– Как я и говорил. Он самый лучший.

– Именно поэтому меня немного смущают наши отношения.

Джек перестал ходить.

– Это я и сказал тебе в машине, когда ты предложила пообедать вместе.

– Верно, и мы должны прислушиваться к твоему внутреннему голосу, а не к моему.

– Почему так внезапно изменилось направление твоих мыслей?

– Когда мы с тобой вчера сидели на качелях, а я посмотрела наверх и увидела в окне маленькое личико Нейта, у меня душа в пятки ушла. Он был так счастлив, что видит нас вместе. Но потом в моем сознании возник иной образ, мой собственный, и то, как я пытаюсь объяснить Нейту, почему Джек больше к нам не приходит.

– Но ты сказала это с самого начала. Ты устала жить в ожидании худшего варианта развития событий.

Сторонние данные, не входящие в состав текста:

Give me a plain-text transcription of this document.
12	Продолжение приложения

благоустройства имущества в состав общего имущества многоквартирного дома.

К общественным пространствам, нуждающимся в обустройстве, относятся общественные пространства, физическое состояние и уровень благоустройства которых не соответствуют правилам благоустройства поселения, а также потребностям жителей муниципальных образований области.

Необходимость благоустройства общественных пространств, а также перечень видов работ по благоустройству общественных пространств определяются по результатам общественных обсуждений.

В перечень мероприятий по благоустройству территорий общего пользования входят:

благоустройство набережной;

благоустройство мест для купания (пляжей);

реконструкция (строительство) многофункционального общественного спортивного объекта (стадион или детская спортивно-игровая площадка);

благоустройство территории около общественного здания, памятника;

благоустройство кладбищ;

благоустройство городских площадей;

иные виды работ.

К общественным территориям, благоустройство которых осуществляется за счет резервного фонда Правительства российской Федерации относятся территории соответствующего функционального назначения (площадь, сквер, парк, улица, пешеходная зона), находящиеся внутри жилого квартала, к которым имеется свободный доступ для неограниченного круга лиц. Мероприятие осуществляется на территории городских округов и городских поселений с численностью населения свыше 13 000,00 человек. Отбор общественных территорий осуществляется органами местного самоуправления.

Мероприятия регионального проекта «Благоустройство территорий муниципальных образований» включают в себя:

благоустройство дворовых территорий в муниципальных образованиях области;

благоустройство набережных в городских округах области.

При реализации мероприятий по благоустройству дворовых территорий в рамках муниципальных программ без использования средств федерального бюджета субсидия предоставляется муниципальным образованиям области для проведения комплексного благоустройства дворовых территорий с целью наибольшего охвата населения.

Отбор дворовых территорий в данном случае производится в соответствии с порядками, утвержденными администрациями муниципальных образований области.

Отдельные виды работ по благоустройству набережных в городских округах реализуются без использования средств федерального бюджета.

– Иногда я действительно устаю от этого.

– Это похоже на то, что говорит мой приятель Тео. В мире существует два типа людей – те, кто рискуют, и… – Джек умолк. Фраза «Те, кто рискует, и те, кто ест дерьмо» звучала приемлемо в баре за кружкой пива рядом с Тео, но в данном случае она прозвучала бы слишком грубо. – И те, кто не рискует, – продолжил он, поморщившись от своей импровизации. – Как бы там ни было, ты понимаешь, о чем я говорю.

– Да, но я мать Нейта. Мне нужно быть очень осторожной, подвергая себя риску.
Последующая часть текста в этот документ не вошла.